The hello-lavista example in spa-template/ depends on the local package at JavaScript/liblavista.

Usage

Import the library once at application startup:

import { onBinaryData } from "liblavista";

// Handshake runs automatically when the module loads.

onBinaryData((buffer) => {
  // buffer is an ArrayBuffer from the C++ host
});

onBinaryData registers a callback and returns an unsubscribe function:

const unsubscribe = onBinaryData((buffer) => { /* ... */ });
unsubscribe();

Host handshake

On load, liblavista calls window.LaVista_Handshake() if the C++ host injected it. A successful handshake confirms the SPA is running inside LaVista. If the function is missing, a console warning is emitted (typical when developing in a normal browser).

Binary data delivery

Windows (WebView2)

The host posts buffers via WebView2 shared memory. liblavista listens for sharedbufferreceived on window.chrome.webview, invokes all registered listeners, then calls releaseBuffer.

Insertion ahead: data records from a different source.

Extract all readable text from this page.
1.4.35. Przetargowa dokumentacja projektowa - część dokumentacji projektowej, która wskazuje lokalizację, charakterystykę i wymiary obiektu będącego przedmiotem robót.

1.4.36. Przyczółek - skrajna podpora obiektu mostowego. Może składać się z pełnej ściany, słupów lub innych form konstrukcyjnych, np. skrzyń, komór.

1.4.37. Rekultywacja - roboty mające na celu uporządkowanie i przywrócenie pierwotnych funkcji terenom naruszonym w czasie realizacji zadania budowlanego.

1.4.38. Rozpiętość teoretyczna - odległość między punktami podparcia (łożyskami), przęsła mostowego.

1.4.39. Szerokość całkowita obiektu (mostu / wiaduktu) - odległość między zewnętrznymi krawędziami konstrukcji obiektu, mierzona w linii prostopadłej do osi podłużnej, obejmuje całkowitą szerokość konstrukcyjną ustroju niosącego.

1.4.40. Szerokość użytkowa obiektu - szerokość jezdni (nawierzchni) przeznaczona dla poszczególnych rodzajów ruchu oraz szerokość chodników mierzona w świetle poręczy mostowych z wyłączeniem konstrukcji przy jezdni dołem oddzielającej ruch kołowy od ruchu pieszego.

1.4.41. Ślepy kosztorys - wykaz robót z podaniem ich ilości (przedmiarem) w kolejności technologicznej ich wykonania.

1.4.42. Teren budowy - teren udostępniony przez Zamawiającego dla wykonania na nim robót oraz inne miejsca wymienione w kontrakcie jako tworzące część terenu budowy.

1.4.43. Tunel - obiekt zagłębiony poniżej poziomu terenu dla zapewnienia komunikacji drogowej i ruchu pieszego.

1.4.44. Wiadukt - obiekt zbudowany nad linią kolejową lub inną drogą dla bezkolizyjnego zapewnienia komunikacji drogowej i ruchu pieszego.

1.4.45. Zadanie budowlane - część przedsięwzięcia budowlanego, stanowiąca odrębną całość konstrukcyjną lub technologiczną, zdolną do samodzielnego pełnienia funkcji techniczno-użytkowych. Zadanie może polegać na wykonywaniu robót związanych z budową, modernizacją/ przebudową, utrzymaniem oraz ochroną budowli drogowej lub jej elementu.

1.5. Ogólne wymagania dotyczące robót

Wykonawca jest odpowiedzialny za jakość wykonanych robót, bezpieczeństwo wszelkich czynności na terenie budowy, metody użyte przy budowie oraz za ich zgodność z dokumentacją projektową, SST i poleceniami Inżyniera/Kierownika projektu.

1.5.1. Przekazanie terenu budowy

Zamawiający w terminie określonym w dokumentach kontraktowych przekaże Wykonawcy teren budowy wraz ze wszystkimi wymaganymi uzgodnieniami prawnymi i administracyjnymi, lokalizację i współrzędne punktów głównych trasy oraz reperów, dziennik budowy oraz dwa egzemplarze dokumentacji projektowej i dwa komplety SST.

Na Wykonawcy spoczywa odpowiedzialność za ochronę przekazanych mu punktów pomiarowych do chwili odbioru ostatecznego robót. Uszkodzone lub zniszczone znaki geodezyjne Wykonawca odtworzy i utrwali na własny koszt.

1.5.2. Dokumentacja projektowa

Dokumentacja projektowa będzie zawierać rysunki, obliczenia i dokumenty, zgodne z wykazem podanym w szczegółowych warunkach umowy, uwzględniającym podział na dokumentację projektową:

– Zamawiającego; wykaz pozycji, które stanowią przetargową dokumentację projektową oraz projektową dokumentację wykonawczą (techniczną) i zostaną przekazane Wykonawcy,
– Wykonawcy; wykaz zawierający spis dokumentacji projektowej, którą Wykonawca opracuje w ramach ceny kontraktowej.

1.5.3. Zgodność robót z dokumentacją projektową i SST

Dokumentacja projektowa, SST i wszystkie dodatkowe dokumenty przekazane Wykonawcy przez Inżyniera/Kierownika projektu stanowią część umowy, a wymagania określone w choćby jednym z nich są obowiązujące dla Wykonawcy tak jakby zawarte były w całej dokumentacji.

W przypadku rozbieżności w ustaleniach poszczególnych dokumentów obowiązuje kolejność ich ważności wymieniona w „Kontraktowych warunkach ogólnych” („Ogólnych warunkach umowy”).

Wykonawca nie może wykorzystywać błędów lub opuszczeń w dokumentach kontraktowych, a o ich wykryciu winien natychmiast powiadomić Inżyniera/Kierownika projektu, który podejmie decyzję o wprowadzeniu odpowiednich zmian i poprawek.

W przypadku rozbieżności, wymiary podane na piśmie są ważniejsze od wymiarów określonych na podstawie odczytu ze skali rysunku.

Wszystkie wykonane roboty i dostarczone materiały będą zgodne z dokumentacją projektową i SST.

Call from C++: post_binary_data.

Linux (WebKitGTK)

The host stores buffers and dispatches a lavista-bin-ready custom event with a buffer id. liblavista fetches the data from lavista-bin://<id> and passes the resulting ArrayBuffer to listeners.

Host-injected globals

The C++ host may expose these on window for title bar and window chrome:

Global Purpose
LaVista_Handshake Async handshake invoked on SPA load
LaVista_Menu Default title bar menu button
LaVista_Minimize Minimize window
LaVista_Maximize Toggle maximize
LaVista_QueryMaximized Query maximized state
LaVista_Close Close window

These are wired by LaVista when using the default or custom title bar; your SPA normally does not call them directly unless building custom chrome.

See the C++ API Reference for the full host API.